Senator of the College of Justice
- In office 1972–1987
- Monarch: Elizabeth II

Personal details
- Born: Robert Smith Johnston 10 October 1918 Edinburgh
- Died: 19 September 2004 (aged 85) Edinburgh
- Alma mater: St John's College, Cambridge; University of Glasgow
- Profession: Advocate

= Robert Smith Johnston, Lord Kincraig =

Hon. Lord (Robert Smith Johnston) Kincraig (10 October 1918 – 19 September 2004) was a Senator of the College of Justice in Scotland from 1972 to 1987 and chairman of the Parole Review Body for Scotland, 1988.

==Early life==
Robert Smith Johnston was educated at Strathallan School in Perthshire. He graduated from St John's College, Cambridge in 1939 and from the University of Glasgow in 1942. Owing to a medical condition, he was considered unfit for military service at the beginning of the Second World War, so he continued his studies and began his legal career during those years.

==Career==
Johnston was admitted to the Faculty of Advocates in 1942 and quickly established a substantial and varied practice which he developed during the forties and fifties. He served as an Advocate Depute from 1953 to 1955 to the Crown Office and became a King's Counsel (Scotland) in 1955.

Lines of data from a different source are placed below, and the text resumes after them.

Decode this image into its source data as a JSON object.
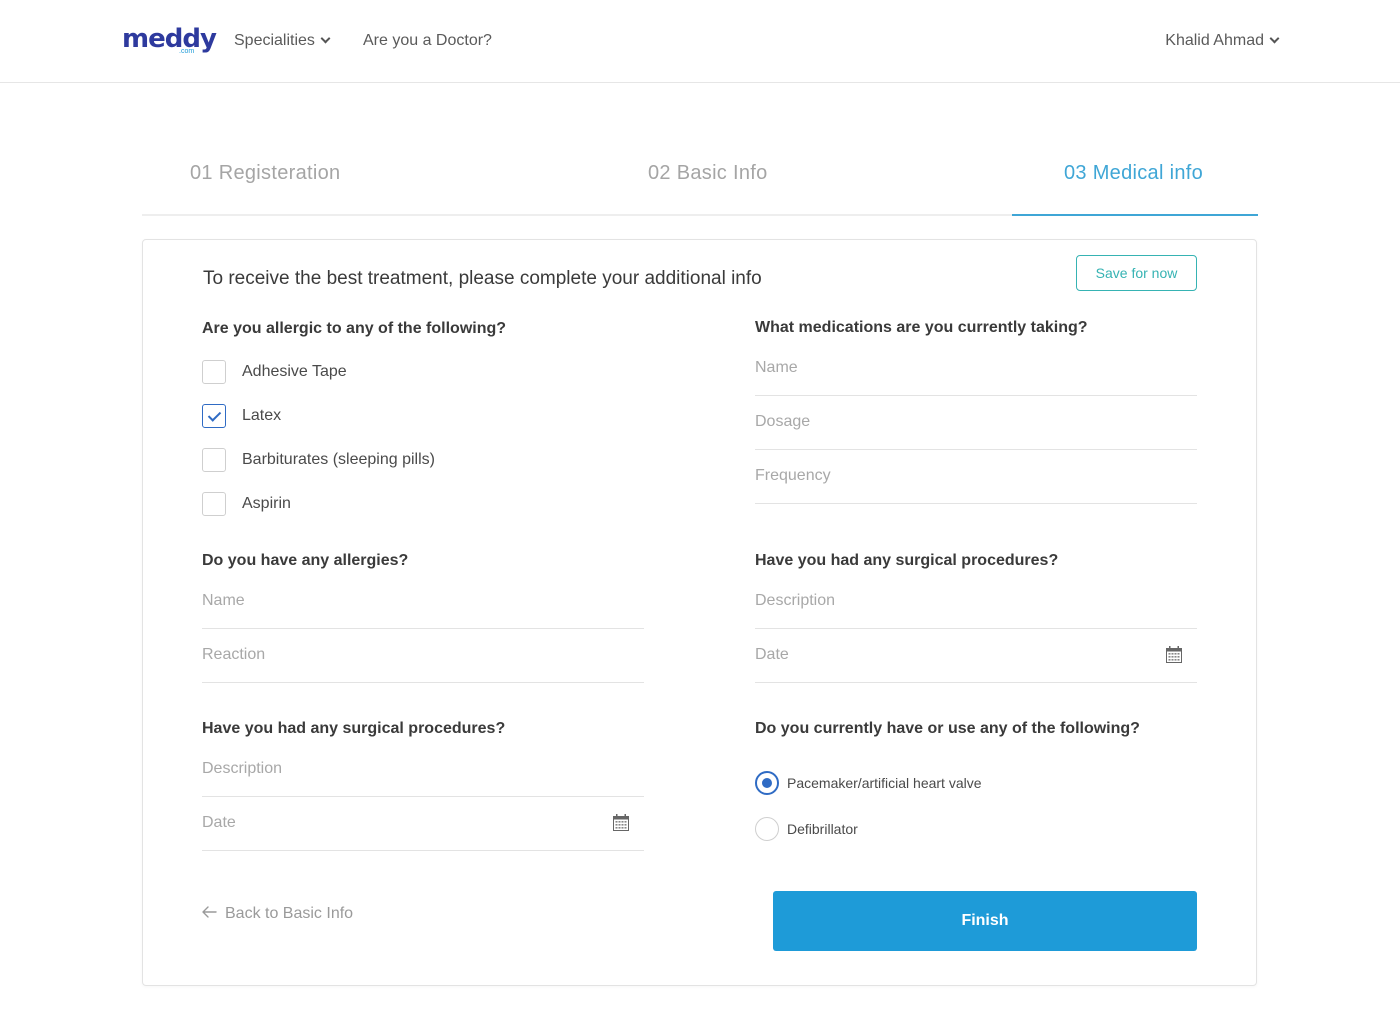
{
  "header": {
    "logo_text": "meddy",
    "logo_suffix": ".com",
    "nav_specialities": "Specialities",
    "nav_doctor": "Are you a Doctor?",
    "user_name": "Khalid Ahmad"
  },
  "steps": {
    "step1": "01 Registeration",
    "step2": "02 Basic Info",
    "step3": "03 Medical info",
    "active": 3
  },
  "form": {
    "intro": "To receive the best treatment, please complete your additional info",
    "save_label": "Save for now",
    "allergic_question": "Are you allergic to any of the following?",
    "allergic_options": [
      {
        "label": "Adhesive Tape",
        "checked": false
      },
      {
        "label": "Latex",
        "checked": true
      },
      {
        "label": "Barbiturates (sleeping pills)",
        "checked": false
      },
      {
        "label": "Aspirin",
        "checked": false
      }
    ],
    "medications_question": "What medications are you currently taking?",
    "medications_fields": {
      "name": "Name",
      "dosage": "Dosage",
      "frequency": "Frequency"
    },
    "allergies_question": "Do you have any allergies?",
    "allergies_fields": {
      "name": "Name",
      "reaction": "Reaction"
    },
    "surgical_question_right": "Have you had any surgical procedures?",
    "surgical_right_fields": {
      "description": "Description",
      "date": "Date"
    },
    "surgical_question_left": "Have you had any surgical procedures?",
    "surgical_left_fields": {
      "description": "Description",
      "date": "Date"
    },
    "devices_question": "Do you currently have or use any of the following?",
    "devices_options": [
      {
        "label": "Pacemaker/artificial heart valve",
        "selected": true
      },
      {
        "label": "Defibrillator",
        "selected": false
      }
    ],
    "back_label": "Back to Basic Info",
    "finish_label": "Finish"
  },
  "colors": {
    "brand": "#2e3a9e",
    "accent": "#1e9bd8",
    "active_step": "#3fa6d6",
    "save_border": "#36b3b3",
    "check": "#2f6bc4"
  },
  "icons": {
    "dropdown": "chevron-down-icon",
    "calendar": "calendar-icon",
    "back": "arrow-left-icon",
    "check": "check-icon"
  }
}
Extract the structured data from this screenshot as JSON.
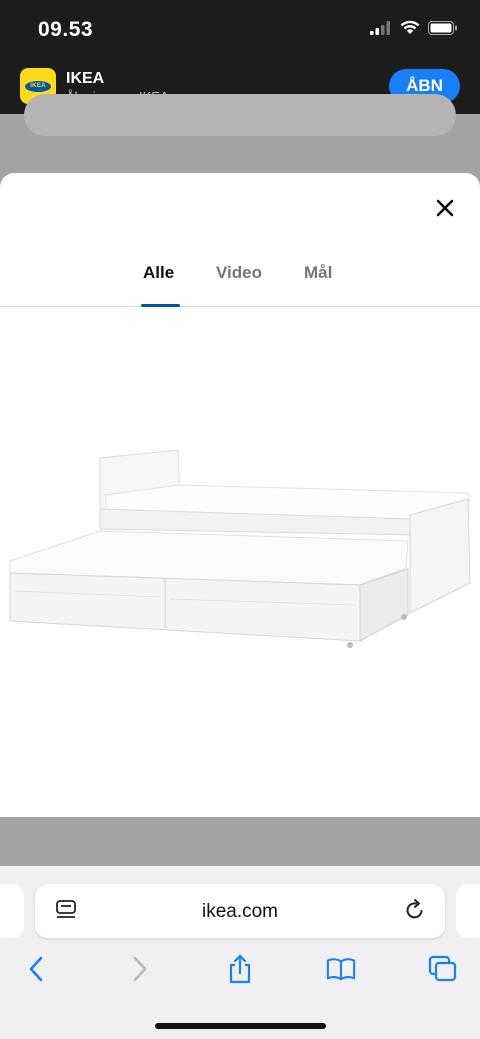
{
  "status_bar": {
    "time": "09.53"
  },
  "app_banner": {
    "name": "IKEA",
    "subtitle": "Åbn i appen IKEA",
    "open_label": "ÅBN",
    "logo_text": "IKEA"
  },
  "modal": {
    "tabs": [
      {
        "label": "Alle",
        "active": true
      },
      {
        "label": "Video",
        "active": false
      },
      {
        "label": "Mål",
        "active": false
      }
    ]
  },
  "browser": {
    "url": "ikea.com"
  },
  "colors": {
    "accent": "#0058a3",
    "brand_yellow": "#ffda1a",
    "ios_blue": "#1a7ef5"
  }
}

In 1959, he unsuccessfully contested the Stirling and Falkirk burghs constituency in the general election as a Unionist candidate. He served as Home Advocate Depute between 1959 and 1962 and as the Sheriff-Depute of Roxburgh, Berwick and Selkirk from 1964 to 1970. In 1970, he was elected Dean of the Faculty of Advocates, a post which he held until 1972. He misdirected the jury in the Ice Cream Van murders trial of Campbell and Steele, who were later freed on appeal.

Johnston was appointed to the benches of the Court of Session and High Court of Justiciary, Scotland's Supreme Courts in 1972 as a Senator of the College of Justice with the judicial title, Lord Kincraig and remained on the bench until 1987.

In 1988, he was appointed by the government to chair a committee on the general question of the early release of prisoners and the parole system in general as a consequence of rioting in UK prisons. A similar committee was established in England chaired by Lord Carlisle. The government accepted most of the recommendations; in 1993, legislation was introduced on the automatic early release of short-term prisoners, subject to recall if reoffending, and a revised parole system.